Using programmatic advertising that uses artificial intelligence (AI)-chosen native ads that will interest your readers will bring even more value to their experience. Using a social media strategy to drive them to your email list will make you more visible, increase engagement, and bring in more money for your business.
How to Drive More Revenue for Your Business Using Email
When you look at the long-term benefits of your social media channels and email marketing, you need to see both as partners, not rivals. Using programmatic, native, AI-based ads in conjunction with social media gives your marketing strategy extra clout.
Native ads appear as complementary articles to your main content, much like the “suggested articles” most content marketers include at the end of their blog posts. Because they’re native, they give your readers a seamless, not intrusive experience, as opposed to ads that scream “buy me!” They don’t detract from the reading experience; they heighten it.
Done right, email monetization through programmatic ads can generate a high volume of revenue no matter what kind of publisher you are or what industry your company is in.

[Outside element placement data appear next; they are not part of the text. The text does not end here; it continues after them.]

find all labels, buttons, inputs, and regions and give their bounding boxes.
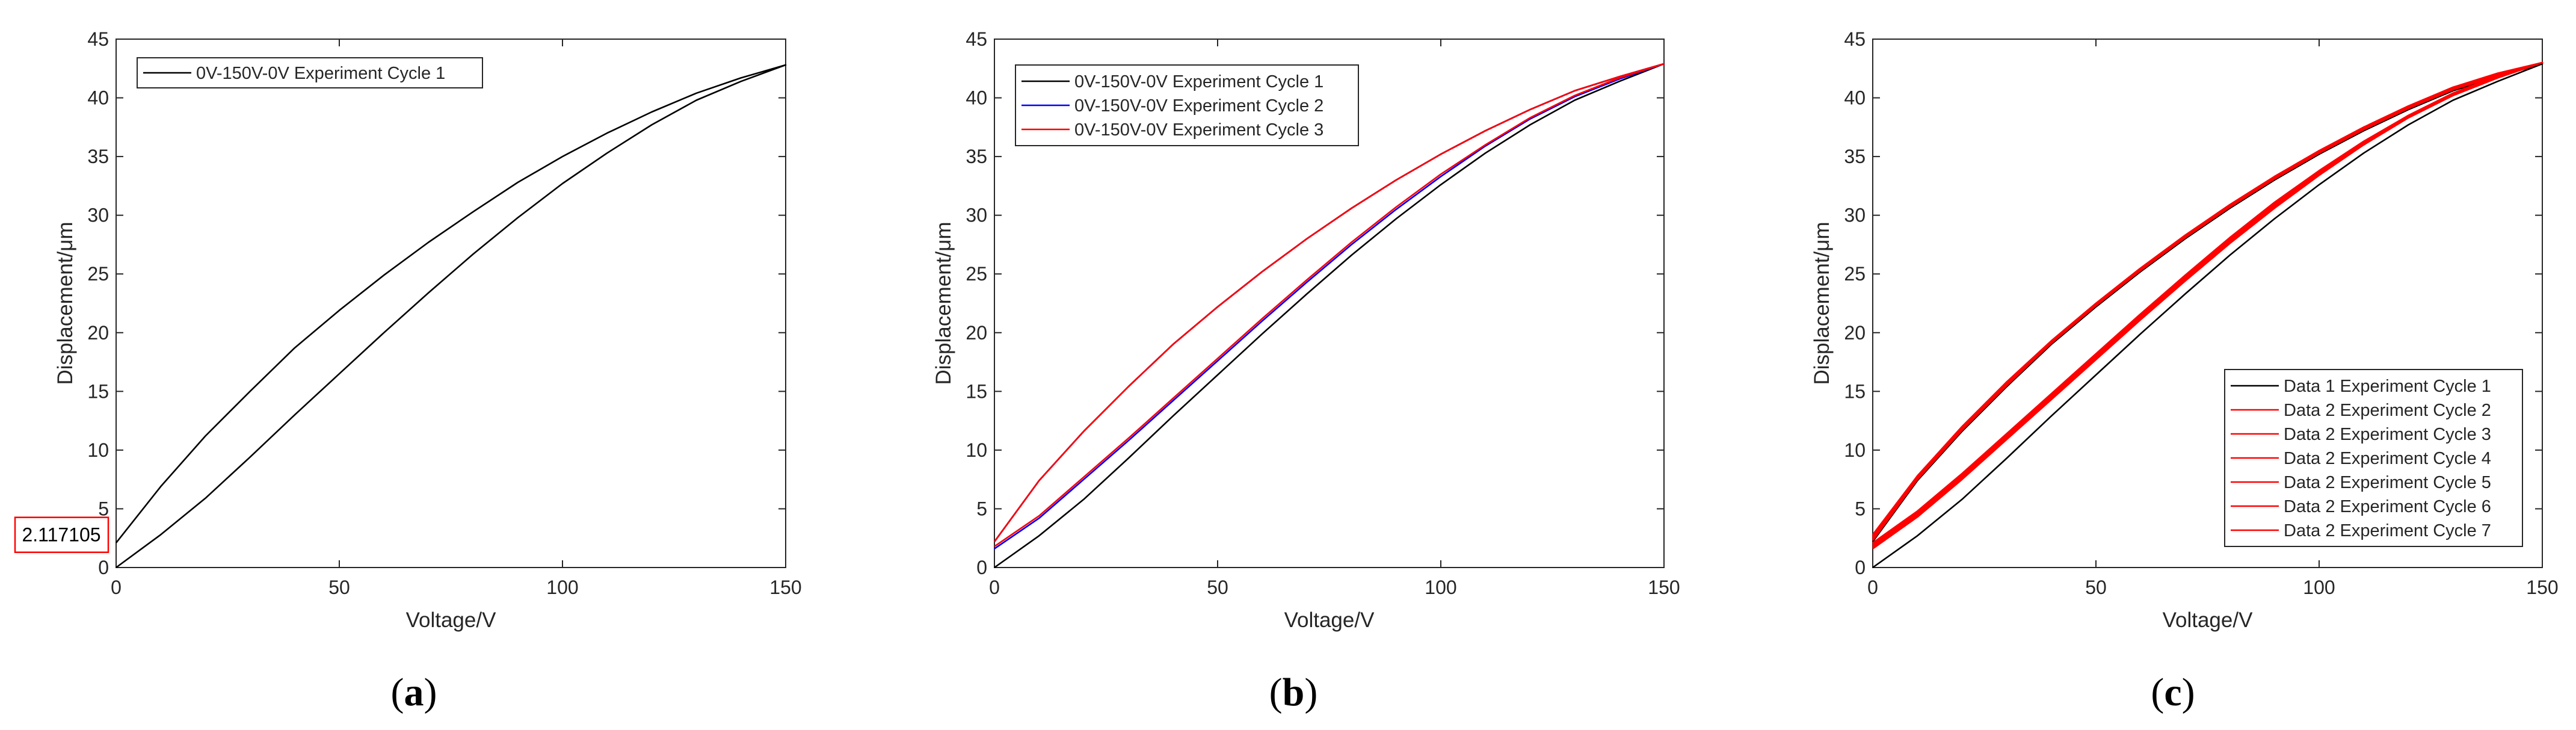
y-tick-label: 25: [1844, 263, 1866, 285]
callout-value: 2.117105: [22, 524, 100, 546]
legend-label: 0V-150V-0V Experiment Cycle 2: [1074, 96, 1323, 116]
y-tick-label: 15: [1844, 380, 1866, 402]
y-tick-label: 35: [1844, 146, 1866, 167]
x-tick-label: 150: [769, 577, 801, 598]
legend-label: Data 2 Experiment Cycle 7: [2284, 521, 2491, 540]
panel-label-close: ): [1304, 670, 1317, 714]
y-tick-label: 35: [966, 146, 987, 167]
legend-label: Data 2 Experiment Cycle 5: [2284, 473, 2491, 492]
x-tick-label: 100: [546, 577, 578, 598]
x-tick-label: 50: [2085, 577, 2107, 598]
x-axis-label: Voltage/V: [2163, 608, 2253, 632]
y-tick-label: 5: [976, 498, 987, 519]
series-line-3: [993, 63, 1665, 547]
panel-label-open: (: [1269, 670, 1283, 714]
y-tick-label: 15: [87, 380, 109, 402]
y-tick-label: 20: [966, 322, 987, 344]
y-tick-label: 20: [87, 322, 109, 344]
legend-label: Data 2 Experiment Cycle 3: [2284, 425, 2491, 444]
series-line-1: [1872, 63, 2544, 569]
x-tick-label: 100: [2303, 577, 2335, 598]
chart-panel-b: 0 50 100 150 0 5 10 15 20 25 30 35 40 45 Voltage/V Disp…: [932, 28, 1680, 714]
x-axis-label: Voltage/V: [1284, 608, 1375, 632]
x-tick-label: 0: [989, 577, 1000, 598]
x-tick-label: 100: [1425, 577, 1456, 598]
legend: 0V-150V-0V Experiment Cycle 1 0V-150V-0V …: [1015, 64, 1359, 146]
x-tick-label: 150: [1648, 577, 1680, 598]
y-tick-label: 5: [1855, 498, 1866, 519]
legend-label: 0V-150V-0V Experiment Cycle 1: [1074, 72, 1323, 91]
y-axis-label: Displacement/μm: [932, 221, 955, 385]
y-tick-label: 0: [1855, 557, 1866, 578]
x-tick-label: 150: [2526, 577, 2558, 598]
legend-label: 0V-150V-0V Experiment Cycle 1: [196, 64, 445, 83]
panel-label-open: (: [391, 670, 404, 714]
y-tick-label: 30: [1844, 205, 1866, 226]
chart-panel-a: 0 50 100 150 0 5 10 15 20 25 30 35 40 45 Voltage/V Disp…: [14, 28, 802, 714]
y-tick-label: 45: [87, 28, 109, 50]
panel-label-letter: a: [404, 670, 424, 714]
panel-label-letter: c: [2164, 670, 2181, 714]
series-line-7: [1872, 61, 2544, 544]
y-tick-label: 25: [966, 263, 987, 285]
panel-label-open: (: [2151, 670, 2164, 714]
y-tick-label: 40: [87, 87, 109, 109]
y-tick-label: 35: [87, 146, 109, 167]
legend: 0V-150V-0V Experiment Cycle 1: [137, 57, 483, 88]
legend-box: [1015, 64, 1359, 146]
y-tick-label: 25: [87, 263, 109, 285]
y-tick-label: 5: [98, 498, 109, 519]
x-tick-label: 0: [111, 577, 122, 598]
y-tick-label: 10: [1844, 439, 1866, 461]
y-tick-label: 30: [966, 205, 987, 226]
y-axis-label: Displacement/μm: [54, 221, 77, 385]
x-tick-label: 50: [1207, 577, 1228, 598]
panel-label: (a): [391, 670, 437, 714]
legend-label: Data 2 Experiment Cycle 4: [2284, 449, 2491, 468]
value-callout: 2.117105: [14, 516, 109, 553]
plot-frame: [1872, 39, 2543, 568]
legend-box: [137, 57, 483, 88]
y-tick-label: 10: [966, 439, 987, 461]
plot-frame: [994, 39, 1665, 568]
legend-label: Data 2 Experiment Cycle 6: [2284, 497, 2491, 516]
legend-label: Data 1 Experiment Cycle 1: [2284, 377, 2491, 396]
x-tick-label: 50: [328, 577, 350, 598]
legend-label: 0V-150V-0V Experiment Cycle 3: [1074, 120, 1323, 140]
panel-label-close: ): [2182, 670, 2195, 714]
y-tick-label: 0: [976, 557, 987, 578]
y-tick-label: 15: [966, 380, 987, 402]
x-tick-label: 0: [1867, 577, 1878, 598]
y-tick-label: 30: [87, 205, 109, 226]
series-line-1: [115, 64, 787, 569]
y-tick-label: 20: [1844, 322, 1866, 344]
panel-label-letter: b: [1283, 670, 1305, 714]
y-tick-label: 40: [966, 87, 987, 109]
chart-panel-c: 0 50 100 150 0 5 10 15 20 25 30 35 40 45 Voltage/V Disp…: [1810, 28, 2559, 714]
y-tick-label: 0: [98, 557, 109, 578]
callout-box: [14, 516, 109, 553]
y-axis-label: Displacement/μm: [1810, 221, 1834, 385]
x-axis-label: Voltage/V: [406, 608, 496, 632]
panel-label: (c): [2151, 670, 2195, 714]
y-tick-label: 45: [1844, 28, 1866, 50]
y-tick-label: 40: [1844, 87, 1866, 109]
legend: Data 1 Experiment Cycle 1 Data 2 Experime…: [2224, 369, 2523, 547]
y-tick-label: 45: [966, 28, 987, 50]
plot-frame: [116, 39, 786, 568]
legend-label: Data 2 Experiment Cycle 2: [2284, 401, 2491, 420]
y-tick-label: 10: [87, 439, 109, 461]
panel-label: (b): [1269, 670, 1318, 714]
panel-label-close: ): [424, 670, 437, 714]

The ads will bring in extra money while you increase your subscribers’ engagement and position your company as a problem-solver.
When you become one of your industry’s trusted sources of actionable information, your email list — and your profit — will grow well beyond your highest expectations. Look no farther than the Huffington Post for inspiration. Starting as a simple blog and email newsletter, it has grown to become one of the most notable online news magazines in the industry today.
Look at Social Media and Email Marketing as a Team
You cannot look at social media and email marketing as competitors. They depend on each other. Social media helps to grow your email lists, while email marketing nets you more followers, comments, views, and shares.
Your digital marketing strategy should include both of these powerful tools. They form a robust two-pronged strategy, helping you to reach the audience numbers you need to propel you forward.